The security firm Huntress disclosed a password-spraying campaign that ran from 12 to 26 June 2026, peaking on 22 June, in which more than 81 million login attempts were aimed at Microsoft 365 accounts. The traffic came from an IPv6 range registered to a single operator, and the attackers were not guessing passwords blind. They were replaying username and password pairs harvested from earlier, unrelated breaches, betting that people reuse credentials across services. Out of that flood, 78 accounts were compromised across 64 organisations.

What makes this notable is the absence of anything exotic. There was no zero-day, no clever malware, no supply-chain trick. It was volume plus reused credentials plus one weak authentication path. That combination is available to any commodity attacker, which is exactly why it is worth an owner's attention: the technique is cheap, repeatable, and aimed at the identity layer that most businesses assume they have already secured with multi-factor authentication.

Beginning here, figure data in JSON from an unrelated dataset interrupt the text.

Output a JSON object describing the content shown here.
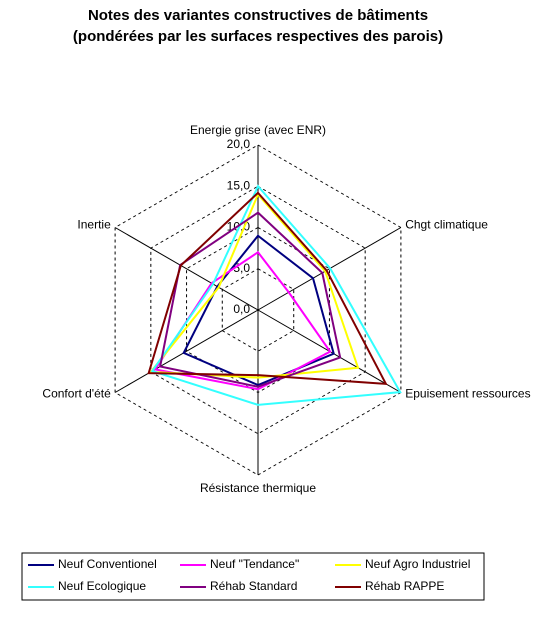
{
  "chart_data": {
    "type": "radar",
    "title": "Notes des variantes constructives de bâtiments",
    "subtitle": "(pondérées par les surfaces respectives des parois)",
    "categories": [
      "Energie grise (avec ENR)",
      "Chgt climatique",
      "Epuisement ressources",
      "Résistance thermique",
      "Confort d'été",
      "Inertie"
    ],
    "ylim": [
      0,
      20
    ],
    "yticks": [
      {
        "value": 0,
        "label": "0,0"
      },
      {
        "value": 5,
        "label": "5,0"
      },
      {
        "value": 10,
        "label": "10,0"
      },
      {
        "value": 15,
        "label": "15,0"
      },
      {
        "value": 20,
        "label": "20,0"
      }
    ],
    "grid": true,
    "legend": "bottom",
    "series": [
      {
        "name": "Neuf Conventionel",
        "color": "#000080",
        "values": [
          9.0,
          7.7,
          10.6,
          9.1,
          10.4,
          5.7
        ]
      },
      {
        "name": "Neuf \"Tendance\"",
        "color": "#ff00ff",
        "values": [
          7.0,
          4.3,
          10.1,
          9.6,
          14.4,
          6.5
        ]
      },
      {
        "name": "Neuf Agro Industriel",
        "color": "#ffff00",
        "values": [
          14.0,
          9.4,
          14.0,
          8.2,
          15.0,
          5.5
        ]
      },
      {
        "name": "Neuf Ecologique",
        "color": "#33ffff",
        "values": [
          15.0,
          10.1,
          19.9,
          11.5,
          14.8,
          6.3
        ]
      },
      {
        "name": "Réhab Standard",
        "color": "#800080",
        "values": [
          11.8,
          9.0,
          11.5,
          9.3,
          13.7,
          10.9
        ]
      },
      {
        "name": "Réhab RAPPE",
        "color": "#800000",
        "values": [
          14.2,
          9.6,
          17.9,
          7.9,
          15.3,
          10.8
        ]
      }
    ]
  }
}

How the logins got past MFA

The mechanism was a legacy sign-in path. The attackers authenticated through Azure command-line tooling using the Resource Owner Password Credentials flow, known as ROPC, an older OAuth method that accepts a username and password directly and, in many tenants, does not trigger a multi-factor prompt at all. Where a tenant had MFA switched on but scoped narrowly, the reused credentials walked straight through the gap. Huntress found the same misconfigurations again and again: MFA applied only to selected applications, MFA enforced only for administrator groups, MFA required only from untrusted locations, and Conditional Access policies left in report-only mode where they log but never block.

The non-obvious lesson is that MFA is not a switch, it is a coverage map. A tenant can pass an audit that asks whether MFA exists and still leave a legacy door unlocked. The attackers did not defeat multi-factor authentication; they found the sign-ins where it was never being asked for. That distinction is the whole story, and it is invisible unless someone checks which authentication paths a tenant still allows.

The half-hour that closes the gap

This is a configuration problem with a configuration answer, and most of it is a short administrative session rather than a purchase. Block legacy authentication and disable the ROPC flow, so username-and-password sign-ins that skip MFA are simply refused. Enforce multi-factor authentication across every application and every sign-in, not just admin accounts or untrusted locations, and move Conditional Access out of report-only into active blocking. Then check the sign-in logs for the failed-spray pattern and reset any credential that a past breach may have exposed.

For a European business there is a second reason to move quickly. If reused credentials open a mailbox holding personal data, the incident can trigger a notification duty under the GDPR within 72 hours, so a quiet identity gap can become a reportable event and a regulator conversation. The cost of closing the door is an afternoon of configuration; the cost of leaving it open is measured in disclosure obligations and lost trust. Treat the identity layer as the perimeter it has become.